Security Firm Reveals New iOS Keystroke Flaw

iPhone News · Feb 25, 2014

AppleInsider reports today on more possible security woes for Apple, with the apparent discovery of* a new keystroke flaw in iOS. The flaw was found by security firm FireEye, and initially reported on by ArsTechnica. Detailing the apparent security vulnerability in a blog post, FireEye said that the discovered flaw exploits iOSs built-in multitasking features. […]

Read more...

Skull One · Feb 25, 2014

This is probably one of the more interesting security flaws in iOS to date. Being able to reverse parse passwords and unlock swipes is a very serious issue. Lets see how fast they post iOS 7.1 now.

Pinkpoison · Feb 25, 2014

Skull One said:
This is probably one of the more interesting security flaws in iOS to date. Being able to reverse parse passwords and unlock swipes is a very serious issue. Lets see how fast they post iOS 7.1 now.

The sooner the better.

thewitt · Feb 26, 2014

I don't believe they can install a keystroke logger around the iTunes Store on a stock device and break the barrier between apps. Sorry. The blog post has been conveniently removed so my guys cannot attempt the hack, but the walls between apps are very secure on a stock iOS device. Jail broken? No doubt. Stock? I doubt it.

Skull One · Feb 26, 2014

thewitt said:
I don't believe they can install a keystroke logger around the iTunes Store on a stock device and break the barrier between apps. Sorry. The blog post has been conveniently removed so my guys cannot attempt the hack, but the walls between apps are very secure on a stock iOS device. Jail broken? No doubt. Stock? I doubt it.
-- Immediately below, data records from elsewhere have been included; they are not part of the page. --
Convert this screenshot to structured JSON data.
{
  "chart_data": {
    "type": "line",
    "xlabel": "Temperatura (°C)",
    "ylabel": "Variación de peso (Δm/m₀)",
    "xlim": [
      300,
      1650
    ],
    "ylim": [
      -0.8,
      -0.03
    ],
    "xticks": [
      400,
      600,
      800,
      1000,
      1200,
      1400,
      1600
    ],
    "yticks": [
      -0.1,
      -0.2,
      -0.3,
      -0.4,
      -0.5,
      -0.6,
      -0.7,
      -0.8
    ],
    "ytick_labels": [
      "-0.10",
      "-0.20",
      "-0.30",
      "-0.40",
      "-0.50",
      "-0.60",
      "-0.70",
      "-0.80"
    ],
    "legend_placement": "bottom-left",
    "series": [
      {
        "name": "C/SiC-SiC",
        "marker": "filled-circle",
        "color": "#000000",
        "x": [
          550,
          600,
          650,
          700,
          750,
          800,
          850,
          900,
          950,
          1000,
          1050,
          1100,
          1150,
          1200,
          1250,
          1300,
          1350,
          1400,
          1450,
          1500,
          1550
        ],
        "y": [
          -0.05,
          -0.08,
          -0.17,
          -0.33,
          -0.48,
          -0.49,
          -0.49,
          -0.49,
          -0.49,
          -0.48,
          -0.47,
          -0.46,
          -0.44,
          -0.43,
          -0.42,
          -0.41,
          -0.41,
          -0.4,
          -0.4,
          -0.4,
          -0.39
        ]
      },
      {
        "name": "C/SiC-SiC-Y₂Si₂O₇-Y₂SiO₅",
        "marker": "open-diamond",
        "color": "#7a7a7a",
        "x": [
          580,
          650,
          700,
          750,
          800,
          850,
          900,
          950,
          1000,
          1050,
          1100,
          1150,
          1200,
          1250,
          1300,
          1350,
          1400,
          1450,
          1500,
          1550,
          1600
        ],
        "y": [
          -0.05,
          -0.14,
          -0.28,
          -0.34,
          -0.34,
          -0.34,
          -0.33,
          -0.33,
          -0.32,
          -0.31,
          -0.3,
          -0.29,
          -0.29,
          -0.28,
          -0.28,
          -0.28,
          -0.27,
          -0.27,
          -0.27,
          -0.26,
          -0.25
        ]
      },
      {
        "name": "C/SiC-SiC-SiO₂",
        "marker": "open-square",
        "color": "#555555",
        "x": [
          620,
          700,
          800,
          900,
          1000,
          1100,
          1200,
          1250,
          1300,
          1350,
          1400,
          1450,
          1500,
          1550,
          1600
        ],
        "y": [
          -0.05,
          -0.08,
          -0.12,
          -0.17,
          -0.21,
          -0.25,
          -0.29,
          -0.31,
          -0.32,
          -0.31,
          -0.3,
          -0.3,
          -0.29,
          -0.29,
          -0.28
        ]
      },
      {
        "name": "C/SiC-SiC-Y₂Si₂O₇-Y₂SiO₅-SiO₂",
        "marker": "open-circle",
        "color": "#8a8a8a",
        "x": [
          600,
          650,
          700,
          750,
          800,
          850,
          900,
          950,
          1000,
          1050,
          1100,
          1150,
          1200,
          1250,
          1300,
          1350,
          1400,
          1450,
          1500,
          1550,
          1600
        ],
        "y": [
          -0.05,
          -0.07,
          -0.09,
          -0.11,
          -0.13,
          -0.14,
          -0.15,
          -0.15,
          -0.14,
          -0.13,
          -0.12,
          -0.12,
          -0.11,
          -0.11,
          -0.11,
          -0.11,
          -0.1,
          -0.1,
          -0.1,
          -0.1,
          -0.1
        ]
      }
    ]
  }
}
The blog is still up and all the info from yesterday is still there. Also it was done on a non-jailbroken device. Background Monitoring on Non-Jailbroken iOS 7 Devices ? and a Mitigation | FireEye Blog

BTW, your assumption on how iOS works is actually very incorrect. The wall between apps is at the DATA level, not at the interface level. Since there is only one set of API calls for dealing with the touch screen, the only way to truly keep one app from seeing what the other app is doing it to virtualize each instance of an app in its own version of iOS. Which would require more memory and CPU than is currently available in the iPhone 5S. Android tried to use their DALVIK VM to secure their apps from this issue, but they failed for the same reason. They didn't virtualize the OS with each app.